Question to ask yourself about the design objective:
- Is it more important that the solution has a minimum footprint on the ressources or is self contained?
- Is it important to make the solution portable (setting it up with ease on a different host/another environment)?
Depending on those answers the suggested outcome might be different.
Let me answer some of the questions:
- The script does not require further tools, apart from ftp/lftp dependency to download the files.
- I would anyway download the files to a shared /tmp folder to the host. Thus, sharing files between a “script-container” and an “application-container” would not be a problem.
- Those tools are not required for the main application (which only processes the files and converts them to another format).
- It’s not important to scale the container. It should run as a singleton, non clustered, no swarm. Once running, I do not plan to move the container to another host on a frequent basis.
To me it feels better to include both the script and the application into one container. Because they belong together, and downloading the files without processing them makes neither sense, nor is the application functional without prior downloaded files.
Regarding the cronjob topic: I’m still not sure if it’s better to include the crontab into a constantly running container, and only spin up the container from the host.
The advantage of placing the contrab into the container would be that the scheduled cronjob definition would be also documented in code (I’m deploying though gitlab pipelines). I see no further advantages here, so it’s the question if that is reason enough to include also the cron into the container.
The disadvantage is that I’d have to include the additional crontab dependency into the container, with a more complicated “crontab-service” entrypoint script. Plus the container would always run idle in background, while it only actively runs the import every 2 hours for some minutes.
So then it’s probably best I include both ftp-script and processing-application in one container, as I never want to scale, and both are not useful without the other part.
Regarding crontab inside/outside: the only advantage I could see about including the crontab inside the container is that the cronjob would then be documented in git (I use gitlab-ci for deployment and also for version control).
Disadvantage would be that I’d have to include the crontab dependency additionally into my image, and launch a more complex entrypoint script that keeps the crontab background service in the foreground of the container.

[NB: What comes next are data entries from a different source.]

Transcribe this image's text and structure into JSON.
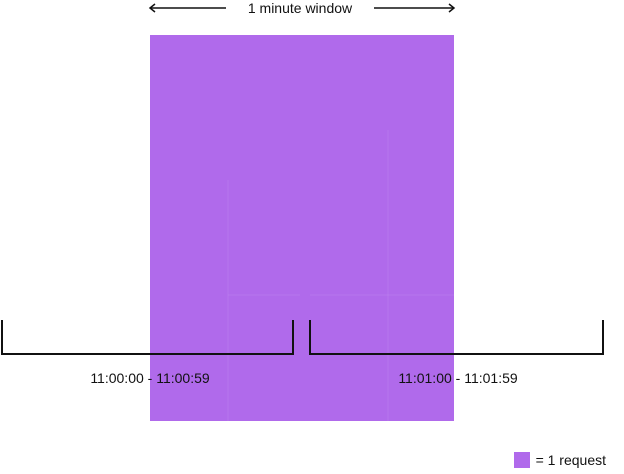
{
  "window": {
    "label": "1 minute window",
    "color": "#b06aeb"
  },
  "ranges": [
    {
      "label": "11:00:00 - 11:00:59"
    },
    {
      "label": "11:01:00 - 11:01:59"
    }
  ],
  "legend": {
    "label": "= 1 request",
    "color": "#b06aeb"
  }
}
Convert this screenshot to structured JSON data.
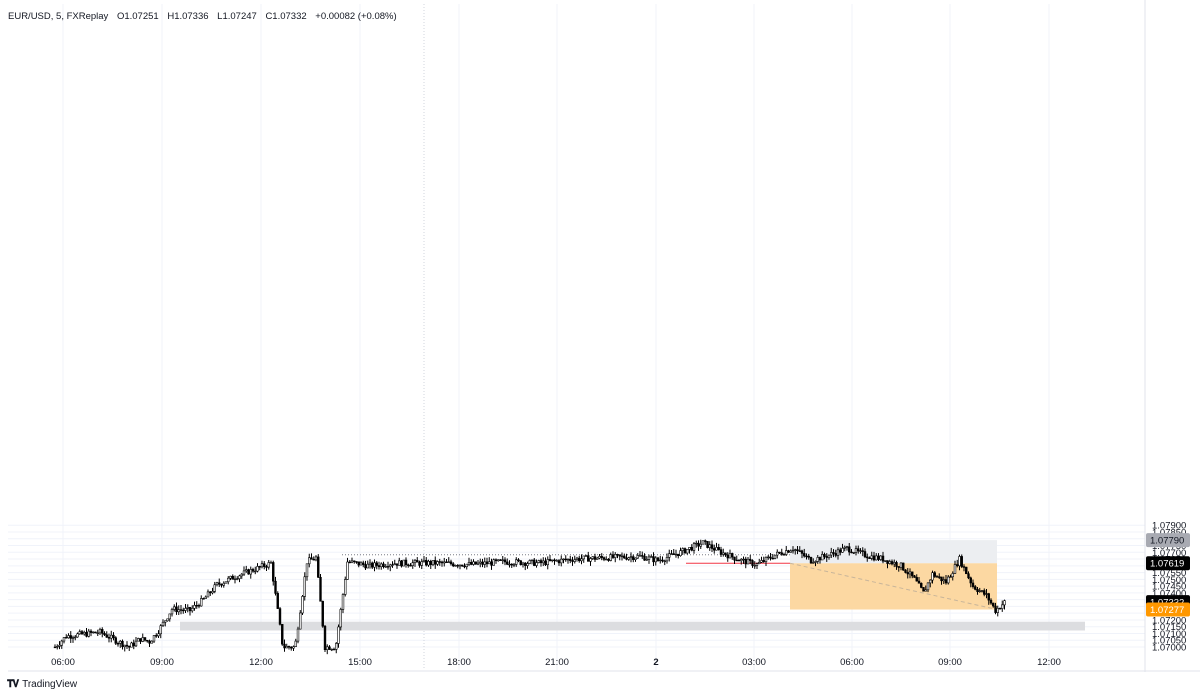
{
  "header": {
    "symbol": "EUR/USD, 5, FXReplay",
    "open": "O1.07251",
    "high": "H1.07336",
    "low": "L1.07247",
    "close": "C1.07332",
    "change": "+0.00082 (+0.08%)"
  },
  "footer": {
    "brand": "TradingView",
    "logo_icon": "tradingview-logo-icon"
  },
  "colors": {
    "candle": "#000000",
    "grid": "#f0f3fa",
    "crosshair": "#d1d4dc",
    "zone": "#dcdde0",
    "target": "#eceef1",
    "stop": "#fcd8a2",
    "entry_line": "#f23645",
    "badge_target": "#a8aab2",
    "badge_price": "#000000",
    "badge_stop": "#ff9800"
  },
  "chart_data": {
    "type": "candlestick",
    "symbol": "EUR/USD",
    "interval": "5",
    "y_ticks": [
      "1.07000",
      "1.07050",
      "1.07100",
      "1.07150",
      "1.07200",
      "1.07250",
      "1.07300",
      "1.07350",
      "1.07400",
      "1.07450",
      "1.07500",
      "1.07550",
      "1.07600",
      "1.07650",
      "1.07700",
      "1.07750",
      "1.07800",
      "1.07850",
      "1.07900"
    ],
    "ylim": [
      1.0699,
      1.0795
    ],
    "x_ticks": [
      "06:00",
      "09:00",
      "12:00",
      "15:00",
      "18:00",
      "21:00",
      "2",
      "03:00",
      "06:00",
      "09:00",
      "12:00"
    ],
    "price_badges": [
      {
        "label": "1.07790",
        "value": 1.0779,
        "kind": "target"
      },
      {
        "label": "1.07619",
        "value": 1.07619,
        "kind": "price"
      },
      {
        "label": "1.07332",
        "value": 1.07332,
        "kind": "price"
      },
      {
        "label": "1.07277",
        "value": 1.07277,
        "kind": "stop"
      }
    ],
    "approx_close_path": [
      [
        0,
        1.07
      ],
      [
        5,
        1.0708
      ],
      [
        20,
        1.0711
      ],
      [
        28,
        1.0704
      ],
      [
        33,
        1.07
      ],
      [
        38,
        1.0706
      ],
      [
        42,
        1.0704
      ],
      [
        46,
        1.0712
      ],
      [
        52,
        1.0728
      ],
      [
        60,
        1.0727
      ],
      [
        66,
        1.0735
      ],
      [
        72,
        1.0746
      ],
      [
        80,
        1.0752
      ],
      [
        88,
        1.0757
      ],
      [
        96,
        1.0762
      ],
      [
        104,
        1.0668
      ],
      [
        112,
        1.0763
      ],
      [
        116,
        1.0766
      ],
      [
        122,
        1.0667
      ],
      [
        130,
        1.0763
      ],
      [
        140,
        1.076
      ],
      [
        150,
        1.0762
      ],
      [
        170,
        1.0762
      ],
      [
        185,
        1.0761
      ],
      [
        200,
        1.0763
      ],
      [
        215,
        1.0762
      ],
      [
        230,
        1.0765
      ],
      [
        245,
        1.0766
      ],
      [
        260,
        1.0767
      ],
      [
        268,
        1.0764
      ],
      [
        278,
        1.077
      ],
      [
        288,
        1.0777
      ],
      [
        296,
        1.077
      ],
      [
        305,
        1.0764
      ],
      [
        312,
        1.0761
      ],
      [
        320,
        1.0768
      ],
      [
        328,
        1.0773
      ],
      [
        336,
        1.0764
      ],
      [
        344,
        1.0768
      ],
      [
        352,
        1.0773
      ],
      [
        360,
        1.0768
      ],
      [
        368,
        1.0765
      ],
      [
        376,
        1.076
      ],
      [
        382,
        1.075
      ],
      [
        386,
        1.074
      ],
      [
        390,
        1.0754
      ],
      [
        396,
        1.0748
      ],
      [
        402,
        1.0765
      ],
      [
        408,
        1.0745
      ],
      [
        414,
        1.0738
      ],
      [
        418,
        1.0727
      ],
      [
        422,
        1.0733
      ]
    ],
    "annotations": [
      {
        "type": "zone",
        "label": "",
        "y_top": 1.07187,
        "y_bottom": 1.07122
      },
      {
        "type": "position",
        "entry": 1.07619,
        "target": 1.0779,
        "stop": 1.07277
      },
      {
        "type": "level",
        "value": 1.07682,
        "style": "dotted"
      },
      {
        "type": "level",
        "value": 1.07619,
        "style": "solid-red-short"
      }
    ]
  }
}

Moreover, the container would always be running and consume memory, even though the real application only executes every 2h for a few minutes.
Sound like a single container it is and everything else is a adesign decision Technicaly either approach is possible.
A container is more or less nothing else that one or more fenced processes in an isolated execution environment - it’s the processes that consume cpu/ram. The ressource overhead for keeping the container running is barely noticable. Yep, the entrypoint script will be more complex.